Vietnam’s pepper and spice sector is highlighting serious VAT imbalances, as businesses receive more than $2.1 billion in tax refunds while contributing only a fraction in actual tax. Industry leaders are calling for urgent reforms.
Massive refunds raise concerns over tax efficiency and fairness
The Vietnam Pepper and Spice Association (VPSA) has submitted a formal petition to the Office of the Government, the National Assembly Office, and relevant ministries to review VAT policies applied to the pepper and spice industry.
According to VPSA, Vietnam produces around 200,000 tons of pepper annually, of which 95% is exported and only 5% consumed domestically. Of that 5%, just 5,000 tons undergo deep processing for local use, which is the only volume subjected to VAT collection. The rest, being exported, qualifies for full VAT refund under existing regulations.
With 2024 export turnover for the pepper sector hitting $1.3 billion, the industry’s VAT footprint is disproportionately skewed. Just about $1.63 million (42 billion VND) is collected in VAT from domestic sales, while refunds to exporters amount to approximately $63.375 million (over 1.6 trillion VND).

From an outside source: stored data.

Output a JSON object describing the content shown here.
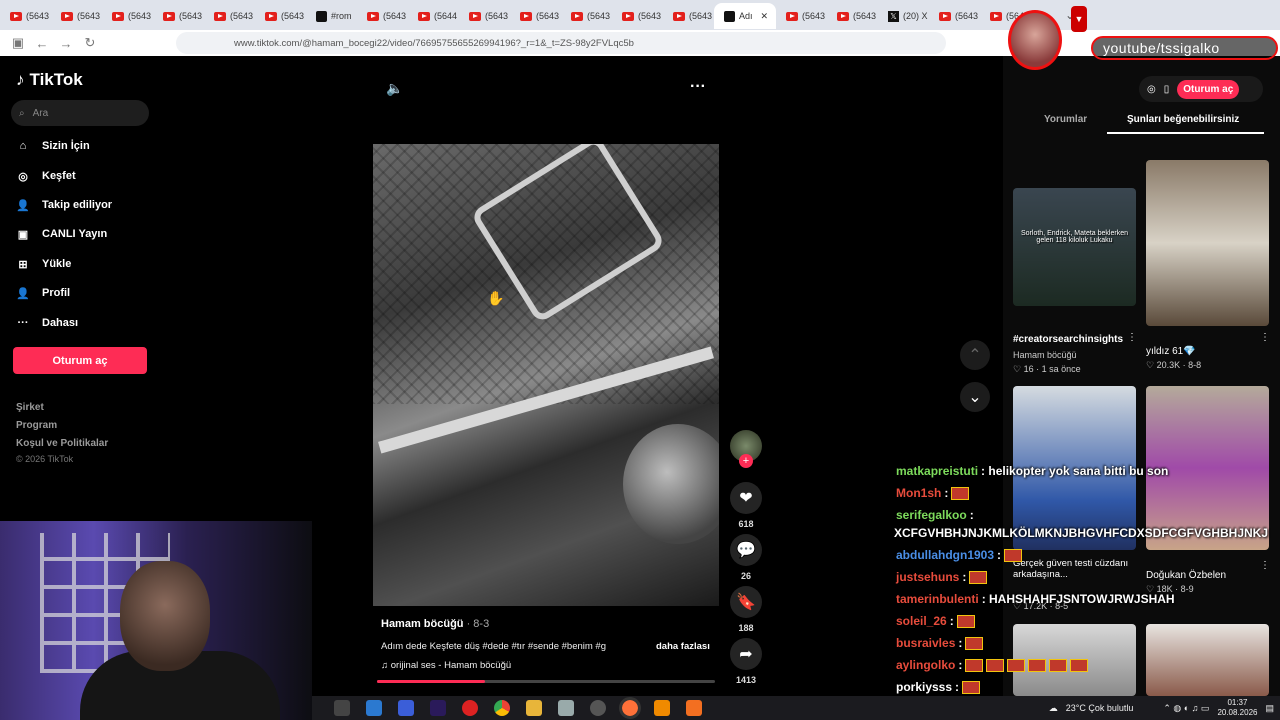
{
  "browser": {
    "tabs": [
      {
        "label": "(5643"
      },
      {
        "label": "(5643"
      },
      {
        "label": "(5643"
      },
      {
        "label": "(5643"
      },
      {
        "label": "(5643"
      },
      {
        "label": "(5643"
      },
      {
        "label": "#rom"
      },
      {
        "label": "(5643"
      },
      {
        "label": "(5644"
      },
      {
        "label": "(5643"
      },
      {
        "label": "(5643"
      },
      {
        "label": "(5643"
      },
      {
        "label": "(5643"
      },
      {
        "label": "(5643"
      },
      {
        "label": "Adı"
      },
      {
        "label": "(5643"
      },
      {
        "label": "(5643"
      },
      {
        "label": "(20) X"
      },
      {
        "label": "(5643"
      },
      {
        "label": "(5643"
      }
    ],
    "url": "www.tiktok.com/@hamam_bocegi22/video/7669575565526994196?_r=1&_t=ZS-98y2FVLqc5b"
  },
  "sidebar": {
    "logo": "TikTok",
    "search_placeholder": "Ara",
    "items": [
      {
        "label": "Sizin İçin",
        "icon": "home-icon"
      },
      {
        "label": "Keşfet",
        "icon": "compass-icon"
      },
      {
        "label": "Takip ediliyor",
        "icon": "following-icon"
      },
      {
        "label": "CANLI Yayın",
        "icon": "live-icon"
      },
      {
        "label": "Yükle",
        "icon": "upload-icon"
      },
      {
        "label": "Profil",
        "icon": "profile-icon"
      },
      {
        "label": "Dahası",
        "icon": "more-icon"
      }
    ],
    "login": "Oturum aç",
    "footer": [
      "Şirket",
      "Program",
      "Koşul ve Politikalar",
      "© 2026 TikTok"
    ]
  },
  "video": {
    "author": "Hamam böcüğü",
    "date": "· 8-3",
    "description": "Adım dede Keşfete düş #dede #tır #sende #benim #g",
    "more": "daha fazlası",
    "sound": "♫  orijinal ses - Hamam böcüğü",
    "progress": 0.32,
    "likes": "618",
    "comments": "26",
    "saves": "188",
    "shares": "1413"
  },
  "right": {
    "login": "Oturum aç",
    "tab_comments": "Yorumlar",
    "tab_suggest": "Şunları beğenebilirsiniz",
    "cards": [
      {
        "title": "#creatorsearchinsights",
        "sub": "Hamam böcüğü",
        "stats": "♡ 16  ·  1 sa önce",
        "overlay": "Sorloth, Endrick, Mateta beklerken gelen 118 kiloluk Lukaku"
      },
      {
        "title": "yıldız 61💎",
        "sub": "",
        "stats": "♡ 20.3K  ·  8-8",
        "overlay": ""
      },
      {
        "title": "Gerçek güven testi cüzdanı arkadaşına...",
        "sub": "",
        "stats": "♡ 17.2K  ·  8-5",
        "overlay": ""
      },
      {
        "title": "Doğukan Özbelen",
        "sub": "",
        "stats": "♡ 18K  ·  8-9",
        "overlay": ""
      }
    ]
  },
  "chat": [
    {
      "user": "matkapreistuti",
      "color": "#7ddb5c",
      "msg": ": helikopter yok sana bitti bu son",
      "emotes": 0
    },
    {
      "user": "Mon1sh",
      "color": "#e74c3c",
      "msg": ":",
      "emotes": 1
    },
    {
      "user": "serifegalkoo",
      "color": "#7ddb5c",
      "msg": ":",
      "emotes": 0
    },
    {
      "user": "",
      "color": "#fff",
      "msg": "XCFGVHBHJNJKMLKÖLMKNJBHGVHFCDXSDFCGFVGHBHJNKJ",
      "emotes": 0
    },
    {
      "user": "abdullahdgn1903",
      "color": "#4a8fe7",
      "msg": ":",
      "emotes": 1
    },
    {
      "user": "justsehuns",
      "color": "#e74c3c",
      "msg": ":",
      "emotes": 1
    },
    {
      "user": "tamerinbulenti",
      "color": "#e74c3c",
      "msg": ": HAHSHAHFJSNTOWJRWJSHAH",
      "emotes": 0
    },
    {
      "user": "soleil_26",
      "color": "#e74c3c",
      "msg": ":",
      "emotes": 1
    },
    {
      "user": "busraivles",
      "color": "#e74c3c",
      "msg": ":",
      "emotes": 1
    },
    {
      "user": "aylingolko",
      "color": "#e74c3c",
      "msg": ":",
      "emotes": 6
    },
    {
      "user": "porkiysss",
      "color": "#fff",
      "msg": ":",
      "emotes": 1
    }
  ],
  "streamer": {
    "channel": "youtube/tssigalko"
  },
  "taskbar": {
    "weather": "23°C  Çok bulutlu",
    "time": "01:37",
    "date": "20.08.2026"
  },
  "colors": {
    "accent": "#fe2c55"
  }
}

A similar situation applies to other spices, with total exports also around 200,000 tons but only a small amount processed for local sale. Altogether, the Vietnamese spice sector exported over 400,000 tons in 2024, generating just 55 billion VND ($2.2 million) in VAT revenue while companies received an estimated 2.135 trillion VND ($83.6 million) in refunds.
VPSA noted that although domestic VAT is fully collected, the VAT refund process for exports remains vulnerable to fraud, creating risks for compliant businesses and undermining transparency in tax administration. These vulnerabilities, VPSA warned, could worsen under the upcoming amendments to Vietnam’s VAT law.
Proposed reforms: 0% VAT and fixed-rate export tax
To address these issues, VPSA proposed a new VAT model. For inputs used in export production, the association recommends applying a 0% VAT rate and eliminating refund mechanisms altogether.
Instead, VPSA suggests imposing a flat 0.5% export tax on pepper and spices. This approach would ensure immediate revenue collection, streamline procedures, and eliminate refund delays that often disrupt businesses’ cash flow.
For products consumed domestically, VPSA supports maintaining the current 5% VAT rate on input materials.
The association believes that the current VAT structure poses financial burdens on exporters, especially in a volatile global market with strong competitors like Indonesia, India, and Brazil. Vietnamese firms mostly export semi-processed goods, yielding slim margins of just 1-3%. The existing refund mechanism, therefore, becomes a barrier to sustainable growth.
The proposed tax reforms, VPSA argues, will create a more transparent and efficient system, encourage compliance, and help the spice industry thrive.
While awaiting formal evaluation of its proposals, VPSA has also requested that the Ministry of Finance recommend delaying the enforcement of the new VAT law beyond the scheduled date of July 1, 2025.